Currently, cell cycle-targeted therapeutic strategies mainly encompass direct CDK inhibition, synthetic lethality, and combination therapies. These strategies have demonstrated clinical benefit in selected tumor types and, to some extent, have expanded the therapeutic window through the exploitation of the multi-target properties of natural compounds. However, significant challenges remain, including regulatory network redundancy, tumor genetic heterogeneity, off-target toxicity, and the rapid emergence of compensatory signaling pathways. Accordingly, future research in tumor cell cycle regulation must move beyond single-target paradigms toward a systems-level framework that emphasizes multidimensional network modulation.
Several directions merit particular attention. First, integrating multi-dimensional data is essential to decipher the dynamic rewiring of cell cycle control and to target cancer cell phenotypic plasticity, with the long-term goal of transforming aggressive malignancies into manageable chronic diseases. Second, within highly heterogeneous tumor microenvironments, the development of dynamic, multi-omics-based biomarkers that reflect the functional state of the cell cycle will be crucial for optimizing therapeutic timing, monitoring treatment response, and anticipating resistance. Third, emerging technologies should be leveraged to explore innovative strategies that induce irreversible cell cycle exit in cancer cells while minimizing genomic instability and pro-inflammatory microenvironmental effects. Fourth, exploiting non-oncogene dependencies at specific cell cycle checkpoints offers opportunities to design highly selective synthetic lethal therapies that may preserve cell cycle homeostasis in normal tissues. Finally, given the intrinsic multi-target pharmacological properties of natural products, the integration of nanodelivery systems, structural optimization, and rational combination strategies may effectively overcome resistance mechanisms while improving pharmacokinetics and expanding therapeutic windows.

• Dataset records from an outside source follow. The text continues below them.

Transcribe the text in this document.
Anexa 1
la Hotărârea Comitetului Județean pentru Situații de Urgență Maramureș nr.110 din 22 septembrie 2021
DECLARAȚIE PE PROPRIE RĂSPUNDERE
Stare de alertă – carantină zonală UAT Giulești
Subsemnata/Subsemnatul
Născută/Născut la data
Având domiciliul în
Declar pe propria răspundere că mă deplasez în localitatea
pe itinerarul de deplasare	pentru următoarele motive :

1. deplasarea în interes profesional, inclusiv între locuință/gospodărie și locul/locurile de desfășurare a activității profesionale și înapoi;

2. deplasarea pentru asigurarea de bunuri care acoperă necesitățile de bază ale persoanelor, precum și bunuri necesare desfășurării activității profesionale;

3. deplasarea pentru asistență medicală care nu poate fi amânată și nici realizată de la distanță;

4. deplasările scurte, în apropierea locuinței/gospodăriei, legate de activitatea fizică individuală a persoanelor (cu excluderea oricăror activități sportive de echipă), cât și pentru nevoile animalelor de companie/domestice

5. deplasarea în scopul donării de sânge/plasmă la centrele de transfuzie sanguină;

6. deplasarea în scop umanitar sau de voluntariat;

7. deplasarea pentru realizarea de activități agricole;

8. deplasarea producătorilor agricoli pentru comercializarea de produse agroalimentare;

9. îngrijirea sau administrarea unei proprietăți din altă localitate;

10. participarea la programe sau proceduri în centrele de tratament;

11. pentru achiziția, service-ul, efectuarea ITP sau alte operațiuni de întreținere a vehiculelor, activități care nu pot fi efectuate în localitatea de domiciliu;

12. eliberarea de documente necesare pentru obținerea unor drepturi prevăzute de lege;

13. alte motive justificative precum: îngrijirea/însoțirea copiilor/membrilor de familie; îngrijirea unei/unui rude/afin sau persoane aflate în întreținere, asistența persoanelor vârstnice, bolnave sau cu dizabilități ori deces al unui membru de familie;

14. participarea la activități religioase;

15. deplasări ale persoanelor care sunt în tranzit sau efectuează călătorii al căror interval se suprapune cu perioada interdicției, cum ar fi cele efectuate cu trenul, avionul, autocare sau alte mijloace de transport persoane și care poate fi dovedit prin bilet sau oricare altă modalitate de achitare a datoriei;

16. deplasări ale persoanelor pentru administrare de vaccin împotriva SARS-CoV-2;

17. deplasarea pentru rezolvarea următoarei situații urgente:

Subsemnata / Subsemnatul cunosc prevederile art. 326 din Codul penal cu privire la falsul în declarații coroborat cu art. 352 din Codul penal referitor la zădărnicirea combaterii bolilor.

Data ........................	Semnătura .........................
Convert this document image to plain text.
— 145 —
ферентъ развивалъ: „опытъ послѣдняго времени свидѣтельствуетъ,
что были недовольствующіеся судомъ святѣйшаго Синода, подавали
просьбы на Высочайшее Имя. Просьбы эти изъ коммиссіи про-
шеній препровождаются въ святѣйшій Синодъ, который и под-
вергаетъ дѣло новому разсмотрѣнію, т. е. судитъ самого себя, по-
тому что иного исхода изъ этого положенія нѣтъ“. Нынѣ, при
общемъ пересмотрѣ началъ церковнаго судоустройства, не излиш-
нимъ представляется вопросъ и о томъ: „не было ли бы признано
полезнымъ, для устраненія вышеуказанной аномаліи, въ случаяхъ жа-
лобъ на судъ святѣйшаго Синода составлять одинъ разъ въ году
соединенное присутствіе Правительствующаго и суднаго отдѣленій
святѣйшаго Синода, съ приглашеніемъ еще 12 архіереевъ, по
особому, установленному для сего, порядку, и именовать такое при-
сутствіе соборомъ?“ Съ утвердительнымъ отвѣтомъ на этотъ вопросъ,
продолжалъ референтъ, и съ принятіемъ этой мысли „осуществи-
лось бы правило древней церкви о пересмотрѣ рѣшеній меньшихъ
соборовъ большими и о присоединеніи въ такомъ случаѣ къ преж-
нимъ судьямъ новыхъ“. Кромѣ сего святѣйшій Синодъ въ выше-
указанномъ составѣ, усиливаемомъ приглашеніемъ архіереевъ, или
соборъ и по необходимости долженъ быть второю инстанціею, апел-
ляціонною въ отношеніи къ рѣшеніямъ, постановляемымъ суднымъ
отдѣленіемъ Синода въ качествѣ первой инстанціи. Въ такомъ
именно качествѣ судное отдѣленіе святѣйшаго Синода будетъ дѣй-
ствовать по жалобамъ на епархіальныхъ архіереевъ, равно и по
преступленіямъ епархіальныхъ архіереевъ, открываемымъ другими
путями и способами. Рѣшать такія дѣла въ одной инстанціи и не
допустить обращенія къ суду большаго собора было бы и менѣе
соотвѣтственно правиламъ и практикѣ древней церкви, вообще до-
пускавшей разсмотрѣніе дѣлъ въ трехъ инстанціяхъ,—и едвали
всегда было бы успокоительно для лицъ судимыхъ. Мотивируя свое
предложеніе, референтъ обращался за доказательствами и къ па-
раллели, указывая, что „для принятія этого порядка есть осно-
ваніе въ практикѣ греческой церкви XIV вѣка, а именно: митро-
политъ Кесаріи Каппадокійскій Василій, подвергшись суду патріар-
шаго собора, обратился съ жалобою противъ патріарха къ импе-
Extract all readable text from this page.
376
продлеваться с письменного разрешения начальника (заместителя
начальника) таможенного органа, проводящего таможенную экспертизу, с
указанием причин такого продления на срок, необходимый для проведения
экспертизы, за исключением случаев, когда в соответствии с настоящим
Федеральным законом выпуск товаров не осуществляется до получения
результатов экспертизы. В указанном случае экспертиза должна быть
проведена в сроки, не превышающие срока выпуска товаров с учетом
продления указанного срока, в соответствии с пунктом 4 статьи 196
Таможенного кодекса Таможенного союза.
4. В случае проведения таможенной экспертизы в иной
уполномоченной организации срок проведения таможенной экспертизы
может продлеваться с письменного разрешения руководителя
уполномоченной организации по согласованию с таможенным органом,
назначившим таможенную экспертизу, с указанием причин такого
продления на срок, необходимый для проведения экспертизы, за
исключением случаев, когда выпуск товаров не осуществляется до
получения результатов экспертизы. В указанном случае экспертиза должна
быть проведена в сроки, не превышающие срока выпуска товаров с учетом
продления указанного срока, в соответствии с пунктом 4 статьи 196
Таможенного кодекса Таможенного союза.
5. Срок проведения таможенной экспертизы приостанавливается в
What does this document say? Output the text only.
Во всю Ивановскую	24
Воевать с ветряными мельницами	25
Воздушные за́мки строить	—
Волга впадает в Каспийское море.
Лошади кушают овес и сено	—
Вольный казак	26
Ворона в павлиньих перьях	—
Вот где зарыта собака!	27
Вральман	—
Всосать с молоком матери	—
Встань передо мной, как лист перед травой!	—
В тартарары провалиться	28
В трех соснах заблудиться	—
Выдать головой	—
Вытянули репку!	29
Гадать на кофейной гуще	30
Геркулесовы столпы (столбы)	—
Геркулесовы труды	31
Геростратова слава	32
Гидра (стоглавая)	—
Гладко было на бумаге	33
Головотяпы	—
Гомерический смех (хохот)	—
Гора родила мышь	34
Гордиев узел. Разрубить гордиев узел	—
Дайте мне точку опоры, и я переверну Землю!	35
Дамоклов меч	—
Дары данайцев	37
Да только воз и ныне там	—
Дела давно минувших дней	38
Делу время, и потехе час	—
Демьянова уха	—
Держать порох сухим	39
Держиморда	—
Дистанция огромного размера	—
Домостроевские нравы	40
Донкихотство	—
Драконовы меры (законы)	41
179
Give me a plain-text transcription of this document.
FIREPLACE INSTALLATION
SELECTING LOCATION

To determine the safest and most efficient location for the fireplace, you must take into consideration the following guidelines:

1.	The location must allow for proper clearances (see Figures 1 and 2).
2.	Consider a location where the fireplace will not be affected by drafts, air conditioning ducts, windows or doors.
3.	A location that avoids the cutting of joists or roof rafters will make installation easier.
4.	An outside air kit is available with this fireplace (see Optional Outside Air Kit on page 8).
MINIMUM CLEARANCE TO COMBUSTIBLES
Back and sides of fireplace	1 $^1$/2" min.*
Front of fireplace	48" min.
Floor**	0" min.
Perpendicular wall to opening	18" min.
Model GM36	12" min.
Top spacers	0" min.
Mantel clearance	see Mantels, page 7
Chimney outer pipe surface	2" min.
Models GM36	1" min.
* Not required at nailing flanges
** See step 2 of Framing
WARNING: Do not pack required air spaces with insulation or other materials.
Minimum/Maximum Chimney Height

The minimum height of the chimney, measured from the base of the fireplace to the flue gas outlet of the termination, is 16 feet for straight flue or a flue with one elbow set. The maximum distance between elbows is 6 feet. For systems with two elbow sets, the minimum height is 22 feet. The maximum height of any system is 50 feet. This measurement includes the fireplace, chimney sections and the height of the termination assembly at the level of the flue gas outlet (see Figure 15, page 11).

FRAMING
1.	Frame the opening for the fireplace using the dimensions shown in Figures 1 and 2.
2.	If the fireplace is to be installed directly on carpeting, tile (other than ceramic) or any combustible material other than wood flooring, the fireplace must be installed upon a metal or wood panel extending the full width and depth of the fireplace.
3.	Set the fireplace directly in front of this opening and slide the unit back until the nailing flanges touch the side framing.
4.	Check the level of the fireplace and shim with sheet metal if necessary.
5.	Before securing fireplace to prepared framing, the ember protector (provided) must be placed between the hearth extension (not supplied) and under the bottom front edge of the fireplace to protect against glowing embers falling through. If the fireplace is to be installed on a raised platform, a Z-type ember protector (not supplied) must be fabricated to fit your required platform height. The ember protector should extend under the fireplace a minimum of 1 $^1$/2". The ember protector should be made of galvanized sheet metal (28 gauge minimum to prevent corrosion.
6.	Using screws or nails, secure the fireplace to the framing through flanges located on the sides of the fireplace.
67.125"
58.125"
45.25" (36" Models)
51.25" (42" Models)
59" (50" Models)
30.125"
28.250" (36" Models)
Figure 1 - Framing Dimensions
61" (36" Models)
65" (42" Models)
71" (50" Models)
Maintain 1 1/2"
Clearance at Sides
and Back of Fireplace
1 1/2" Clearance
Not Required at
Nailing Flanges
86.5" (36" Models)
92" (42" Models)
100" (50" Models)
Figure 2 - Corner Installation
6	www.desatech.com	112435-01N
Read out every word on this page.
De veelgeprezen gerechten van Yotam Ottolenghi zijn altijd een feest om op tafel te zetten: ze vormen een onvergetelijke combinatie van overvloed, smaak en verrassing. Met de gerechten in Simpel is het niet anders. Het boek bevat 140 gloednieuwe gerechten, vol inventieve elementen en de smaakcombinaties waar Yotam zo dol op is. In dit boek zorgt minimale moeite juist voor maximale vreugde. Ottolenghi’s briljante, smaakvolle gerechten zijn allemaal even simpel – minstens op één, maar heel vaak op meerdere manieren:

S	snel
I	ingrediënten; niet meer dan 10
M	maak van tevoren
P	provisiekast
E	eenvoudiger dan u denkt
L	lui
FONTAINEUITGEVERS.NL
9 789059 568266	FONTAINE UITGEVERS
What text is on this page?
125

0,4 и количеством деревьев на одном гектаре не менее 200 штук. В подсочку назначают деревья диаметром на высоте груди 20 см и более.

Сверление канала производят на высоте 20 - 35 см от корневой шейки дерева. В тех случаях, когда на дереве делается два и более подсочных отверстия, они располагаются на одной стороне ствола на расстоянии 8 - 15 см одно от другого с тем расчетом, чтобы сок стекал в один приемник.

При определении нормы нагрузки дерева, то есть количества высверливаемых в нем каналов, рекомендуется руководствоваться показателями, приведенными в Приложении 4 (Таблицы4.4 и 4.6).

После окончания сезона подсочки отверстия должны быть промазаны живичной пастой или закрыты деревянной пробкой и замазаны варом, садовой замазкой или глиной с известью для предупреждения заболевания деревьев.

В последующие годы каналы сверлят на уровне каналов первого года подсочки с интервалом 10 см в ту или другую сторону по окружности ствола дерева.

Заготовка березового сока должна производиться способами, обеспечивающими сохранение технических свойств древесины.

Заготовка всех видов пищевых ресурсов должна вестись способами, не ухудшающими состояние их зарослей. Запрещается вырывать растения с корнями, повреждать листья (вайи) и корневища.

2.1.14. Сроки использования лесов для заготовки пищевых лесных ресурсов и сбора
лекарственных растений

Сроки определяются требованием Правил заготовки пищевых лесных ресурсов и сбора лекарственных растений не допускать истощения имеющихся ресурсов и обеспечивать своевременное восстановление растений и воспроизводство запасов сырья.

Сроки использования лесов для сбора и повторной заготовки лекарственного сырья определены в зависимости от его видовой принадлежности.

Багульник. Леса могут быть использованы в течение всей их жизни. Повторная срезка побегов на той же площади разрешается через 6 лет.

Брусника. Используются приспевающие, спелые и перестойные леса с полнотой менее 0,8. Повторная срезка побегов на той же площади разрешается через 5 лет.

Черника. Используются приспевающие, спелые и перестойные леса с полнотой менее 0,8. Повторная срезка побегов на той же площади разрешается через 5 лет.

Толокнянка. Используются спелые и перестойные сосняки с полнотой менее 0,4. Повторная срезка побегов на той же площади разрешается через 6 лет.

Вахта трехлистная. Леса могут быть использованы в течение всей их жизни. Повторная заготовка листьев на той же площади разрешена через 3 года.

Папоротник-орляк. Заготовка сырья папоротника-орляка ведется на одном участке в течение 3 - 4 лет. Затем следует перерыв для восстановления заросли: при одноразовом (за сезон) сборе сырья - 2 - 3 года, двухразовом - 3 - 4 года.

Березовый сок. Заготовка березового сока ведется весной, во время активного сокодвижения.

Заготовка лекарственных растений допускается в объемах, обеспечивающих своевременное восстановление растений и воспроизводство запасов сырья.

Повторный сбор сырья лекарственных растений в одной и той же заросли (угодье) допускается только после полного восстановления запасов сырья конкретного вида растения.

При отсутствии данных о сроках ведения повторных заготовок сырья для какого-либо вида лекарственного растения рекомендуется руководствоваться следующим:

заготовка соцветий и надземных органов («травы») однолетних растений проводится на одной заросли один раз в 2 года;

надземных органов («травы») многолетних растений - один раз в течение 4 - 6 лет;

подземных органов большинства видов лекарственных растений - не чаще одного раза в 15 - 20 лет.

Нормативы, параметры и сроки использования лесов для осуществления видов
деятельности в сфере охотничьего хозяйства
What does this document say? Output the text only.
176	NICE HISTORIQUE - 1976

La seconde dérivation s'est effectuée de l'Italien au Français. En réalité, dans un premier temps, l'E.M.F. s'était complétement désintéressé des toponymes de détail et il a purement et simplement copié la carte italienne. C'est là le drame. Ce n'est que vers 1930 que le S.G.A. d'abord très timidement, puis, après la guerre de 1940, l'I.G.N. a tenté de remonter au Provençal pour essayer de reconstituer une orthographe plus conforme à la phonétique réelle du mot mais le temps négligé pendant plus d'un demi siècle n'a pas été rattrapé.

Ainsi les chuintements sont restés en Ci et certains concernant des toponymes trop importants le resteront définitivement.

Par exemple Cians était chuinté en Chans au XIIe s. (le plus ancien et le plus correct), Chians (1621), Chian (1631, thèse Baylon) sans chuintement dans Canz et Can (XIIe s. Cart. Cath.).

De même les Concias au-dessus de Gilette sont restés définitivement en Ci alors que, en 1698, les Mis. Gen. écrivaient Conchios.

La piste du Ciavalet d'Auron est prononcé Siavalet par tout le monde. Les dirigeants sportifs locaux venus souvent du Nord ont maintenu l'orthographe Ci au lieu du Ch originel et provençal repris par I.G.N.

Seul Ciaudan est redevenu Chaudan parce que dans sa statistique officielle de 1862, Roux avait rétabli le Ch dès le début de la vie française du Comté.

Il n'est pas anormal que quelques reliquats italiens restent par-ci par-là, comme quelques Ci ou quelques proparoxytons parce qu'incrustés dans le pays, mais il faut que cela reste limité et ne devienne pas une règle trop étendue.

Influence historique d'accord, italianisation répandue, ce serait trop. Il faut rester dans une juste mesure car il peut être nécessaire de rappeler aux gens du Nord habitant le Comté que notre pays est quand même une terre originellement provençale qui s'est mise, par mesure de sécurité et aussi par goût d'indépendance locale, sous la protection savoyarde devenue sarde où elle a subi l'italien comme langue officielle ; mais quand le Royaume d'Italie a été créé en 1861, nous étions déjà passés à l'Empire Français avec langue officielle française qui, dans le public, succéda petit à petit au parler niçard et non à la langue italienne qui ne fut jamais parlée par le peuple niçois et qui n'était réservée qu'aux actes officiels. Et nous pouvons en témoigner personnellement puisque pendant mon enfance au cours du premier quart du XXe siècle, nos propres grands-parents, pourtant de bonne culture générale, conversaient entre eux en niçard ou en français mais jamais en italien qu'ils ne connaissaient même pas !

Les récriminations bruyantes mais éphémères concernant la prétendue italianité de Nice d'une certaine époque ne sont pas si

Overall, the thorough investigation of the dynamic regulation of tumor cell cycles is essential to understanding their pathogenesis. This research serves as the primary catalyst for converting basic science into therapeutic interventions. Only through systematic exploration across multiple scales and dimensions can we achieve effective interventions in cell cycle processes. This approach enhances treatment precision, delays the onset of drug resistance, improves patient outcomes, and ultimately provides a robust scientific foundation and innovative pathways for conquering cancer.